Forgive me, but fantasies have no politics, and that’s what this is– an erotic sexual fantasy for women, of the most traditional variety, archetypally rooted in female physiology, the sweet-release-of-tension-to-achieve-orgasm kind of fantasy, hence the bodice-ripping ravishment– not rape– fantasy. Here the fantasy is enacted by two consenting, gorgeous young creatures who safely (she’s been to a doctor) and monogamously (he is as hooked on her as she is on him) have mutually pleasurable sex (the edgy, dangerous kind) within the confines of his astoundingly lavish surroundings. The movie is MUCH better than the abominably written book by E.L. James which I borrowed from my 86 year old mother-in-law and which I could not finish, but which was, at one point, reportedly selling globally at the rate of two books a second.
Here, the leads are well-cast, have real chemistry, and can act, though they’re not given much to do beyond sex. The delightful Dakota Johnson in her first lead feature film role (daughter of Melanie Griffith and Don Johnson) stars as beautiful Anastasia Steele, the virginal coed who meets intimidatingly handsome billionaire businessman Christian Grey played by Irishman Jamie Dornan. His American accent is perfect, his torso, more so. In fact, the one-time model was known as “the golden torso.” They are immediately smitten, and their initial scene together in his monumental granite-slabbed skyscraper, she in a flowery peter pan-collared blouse and he in a sleek bespoke suit– is actually well-calibrated. They move slyly toward each other, sizing each other up–she’s playful, funny, unwittingly assertive, but innocently sexy (very like her mom Melanie Griffith). He’s dauntingly assured, but caught off guard by her directness and his own reaction to her. This is the balance that keeps them interesting together.

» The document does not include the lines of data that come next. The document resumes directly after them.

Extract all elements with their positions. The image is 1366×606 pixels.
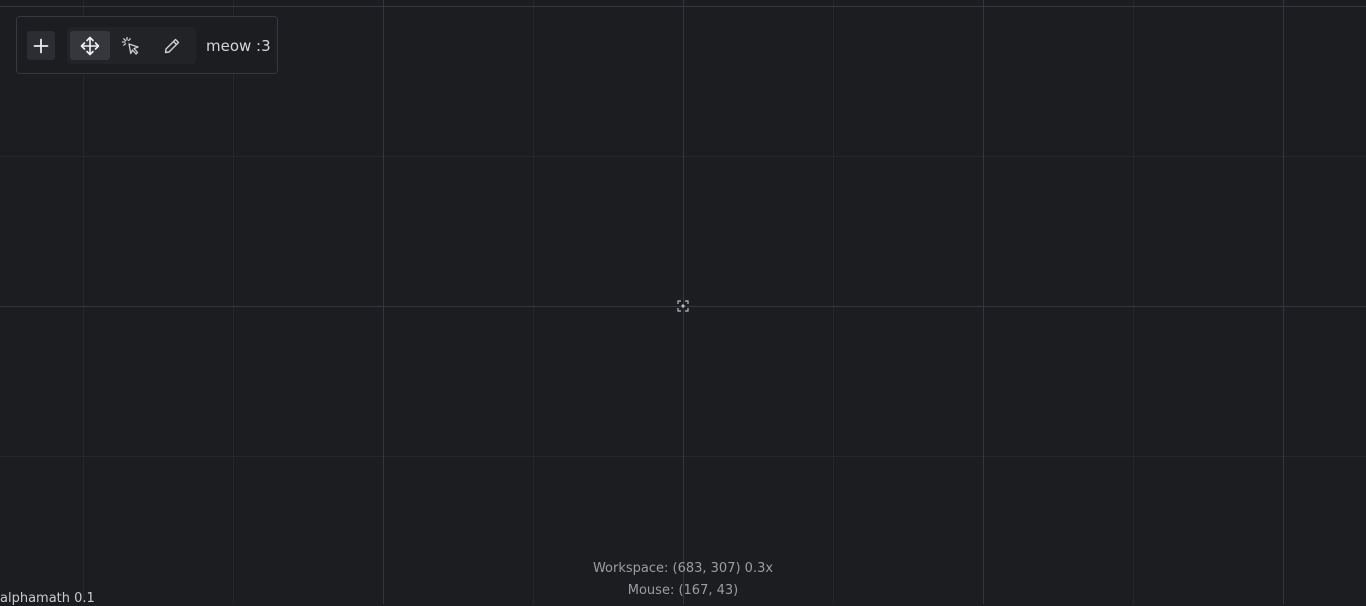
canvas-workspace[interactable] <box>0 0 1366 604</box>
cursor-click-icon <box>121 36 139 55</box>
project-name[interactable]: meow :3 <box>206 35 271 57</box>
mouse-status: Mouse: (167, 43) <box>627 583 739 598</box>
select-tool-button[interactable] <box>111 31 151 60</box>
plus-icon <box>33 38 49 53</box>
workspace-status: Workspace: (683, 307) 0.3x <box>592 561 774 576</box>
move-tool-button[interactable] <box>70 31 110 60</box>
focus-center-icon[interactable] <box>677 300 689 312</box>
draw-tool-button[interactable] <box>152 31 192 60</box>
toolbar: meow :3 <box>16 16 278 74</box>
tool-group <box>67 27 196 64</box>
pencil-icon <box>164 38 180 53</box>
add-button[interactable] <box>27 31 55 60</box>
move-arrows-icon <box>80 36 100 55</box>
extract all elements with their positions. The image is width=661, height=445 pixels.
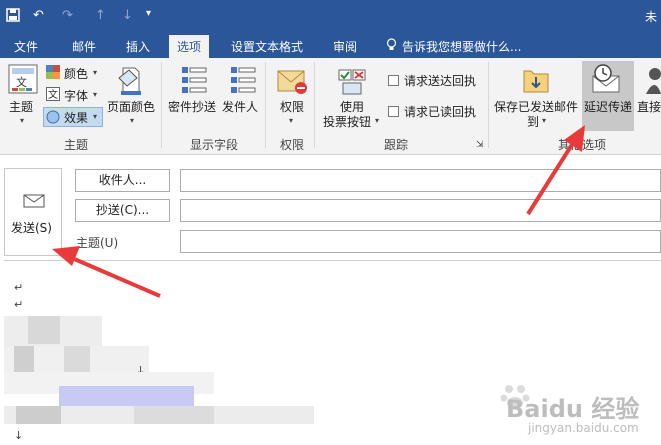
- arrow-to-delay: [526, 125, 585, 216]
- arrow-to-send: [52, 246, 161, 298]
- annotation-arrows: [52, 125, 585, 298]
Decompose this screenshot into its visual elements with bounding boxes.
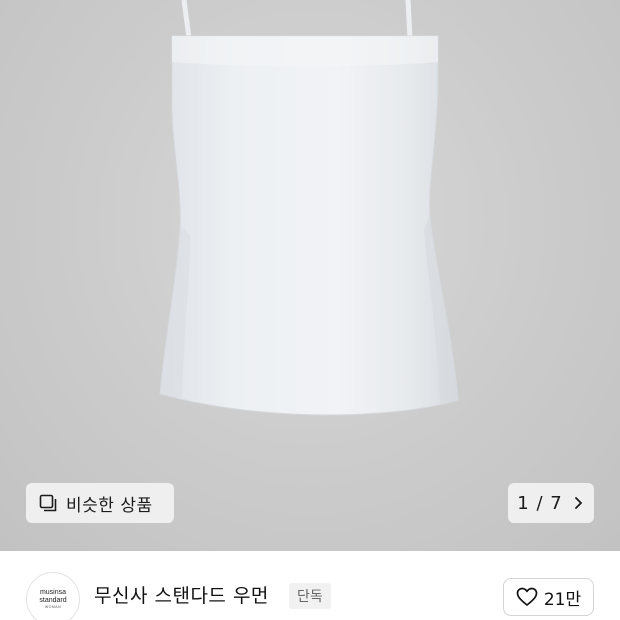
brand-logo[interactable]: musinsa standard WOMAN [26, 572, 80, 620]
like-button[interactable]: 21만 [503, 578, 594, 616]
chevron-right-icon [573, 496, 585, 510]
brand-logo-line3: WOMAN [44, 604, 62, 609]
product-image [159, 0, 459, 416]
brand-logo-line2: standard [39, 596, 67, 604]
similar-products-label: 비슷한 상품 [66, 495, 153, 516]
copy-icon [38, 493, 58, 513]
product-image-carousel[interactable]: 비슷한 상품 1 / 7 [0, 0, 620, 551]
heart-icon [516, 587, 538, 607]
similar-products-button[interactable]: 비슷한 상품 [26, 483, 174, 523]
image-pager-text: 1 / 7 [517, 492, 563, 514]
exclusive-badge: 단독 [289, 583, 331, 609]
brand-name-link[interactable]: 무신사 스탠다드 우먼 [94, 581, 269, 608]
image-pager[interactable]: 1 / 7 [508, 483, 594, 523]
brand-bar: musinsa standard WOMAN 무신사 스탠다드 우먼 단독 21… [0, 551, 620, 620]
brand-logo-line1: musinsa [39, 588, 67, 596]
like-count: 21만 [543, 589, 582, 610]
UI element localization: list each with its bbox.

Director Sam Taylor-Johnson has enough sense to loosen things up with humor; thus Anastasia mocks Christian’s melodramatic mien in a funny drunken phone call, and later there’s an amusing scene over duct tape in the hardware store where she works. Of course, she doesn’t yet know just how tortured he is, or what his “singular” tastes are. She will find out soon enough when he takes her to his playroom and shows her his hardware. (Forgive me the frisky wordplay.)
The best part of the movie IS the sex. About 20 minutes of it. The film, thankfully, leaves out the more gynecologically-oriented fetishes (tampons, silver balls), and instead focuses on R-rated material, the deflowering, the escalating, delicate but very deliberate spankings and bondage. No blood, no bruises; that wouldn’t be sexy. It would be kinkier if there were more to fuel them outside the play room, but it does heat up inside the “red room of pain,” all soft focus and richly lit, with Beyonce’s “Crazy In Love” pulsing on the soundtrack. (By the way, that lap dance Miss Bey did for a national family audience to open the Grammies last year on primetime TV? Now that was offensive.)
Does Anastasia simply cave to Christian’s demands? No. She pushes back. She refuses. She questions all the things anyone would ask under these fantastical circumstances. He is intrigued by her, faithful to her, increasingly in love with her. They dance around each other’s limits of control– otherwise, there would be no sexual tension and this would belong to a different genre all together, a horror show of sexual torture and rape.
No doubt, FIFTY SHADES OF GREY is a few shades short of a full film. If there were developed subplots and interesting secondary characters (Marcia Gay Harden and Jennifer Ehle are wasted as the protagonists’ mothers; the extended families and friends are nondescript.) we might have a real movie. But does 50 SHADES accomplish what it sets out to do? That’s a criteria an old friend of mine, the late great film critic David Brudnoy, once told me was the first thing he considered when evaluating a film. I say yes, 50 SHADES absolutely accomplishes what it sets out to do, which is to create a vacuum-sealed erotic fantasy on the big screen. Mission accomplished.
But I had to laugh recalling what a colleague sarcastically said on the way out of a screening we had just seen of the film, “I hope they make the last book into two films!” LOL– Yes, HARRY POTTER, and TWILIGHT certainly knew how to wring every last dime out of their franchises, and FIFTY SHADES OF GREY is already on its way to mining the guilty pleasures of a whole new group of fantasy-seeking fans.